Much of the research on mathematical cognition has focused on the numbers 1, 2, 3, 4, 5, 6, 7, 8, and 9, with considerably less attention paid to more abstract number classes. The current research investigated how people understand decimal proportions--rational numbers between 0 and 1 expressed in the place-value symbol system. The results demonstrate that proportions are represented as discrete structures and processed in parallel. There was a semantic interference effect: When understanding a proportion expression (e.g., "0.29"), both the correct proportion referent (e.g., 0.29) and the incorrect natural number referent (e.g., 29) corresponding to the visually similar natural number expression (e.g., "29") are accessed in parallel, and when these referents lead to conflicting judgments, performance slows. There was also a syntactic interference effect, generalizing the unit-decade compatibility effect for natural numbers: When comparing two proportions, their tenths and hundredths components are processed in parallel, and when the different components lead to conflicting judgments, performance slows.

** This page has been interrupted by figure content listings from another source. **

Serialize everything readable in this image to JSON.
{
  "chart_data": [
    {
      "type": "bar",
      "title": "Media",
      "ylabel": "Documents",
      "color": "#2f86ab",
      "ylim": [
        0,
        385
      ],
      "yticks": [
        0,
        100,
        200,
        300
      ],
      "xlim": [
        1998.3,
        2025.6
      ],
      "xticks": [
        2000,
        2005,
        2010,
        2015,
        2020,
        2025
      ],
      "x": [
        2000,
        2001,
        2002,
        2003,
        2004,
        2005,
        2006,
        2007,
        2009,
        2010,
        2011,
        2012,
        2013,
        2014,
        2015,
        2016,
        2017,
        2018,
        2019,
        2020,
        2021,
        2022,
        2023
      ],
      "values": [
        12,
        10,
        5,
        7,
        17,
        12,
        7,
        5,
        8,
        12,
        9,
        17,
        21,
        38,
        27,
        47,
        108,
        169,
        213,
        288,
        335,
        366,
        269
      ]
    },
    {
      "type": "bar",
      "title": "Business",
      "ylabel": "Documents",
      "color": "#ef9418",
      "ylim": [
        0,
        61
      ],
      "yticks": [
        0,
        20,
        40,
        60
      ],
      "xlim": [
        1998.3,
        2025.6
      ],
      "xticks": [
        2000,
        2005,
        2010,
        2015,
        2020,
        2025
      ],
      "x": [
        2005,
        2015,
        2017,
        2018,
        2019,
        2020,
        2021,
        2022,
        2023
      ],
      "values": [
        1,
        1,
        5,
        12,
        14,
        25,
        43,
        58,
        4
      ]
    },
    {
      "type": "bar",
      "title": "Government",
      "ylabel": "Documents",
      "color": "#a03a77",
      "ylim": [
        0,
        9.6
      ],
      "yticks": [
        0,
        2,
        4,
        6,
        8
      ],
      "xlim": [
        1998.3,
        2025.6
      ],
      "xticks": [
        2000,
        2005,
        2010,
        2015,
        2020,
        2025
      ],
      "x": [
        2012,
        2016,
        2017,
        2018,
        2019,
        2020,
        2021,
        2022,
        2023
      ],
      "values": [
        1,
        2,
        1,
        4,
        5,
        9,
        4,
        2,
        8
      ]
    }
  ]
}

The results also reveal that zero decimals--proportions ending in zero--serve multiple cognitive functions, including eliminating semantic interference and speeding processing. The current research also extends the distance, semantic congruence, and SNARC effects from natural numbers to decimal proportions. These findings inform how people understand the place-value symbol system, and the mental implementation of mathematical symbol systems more generally.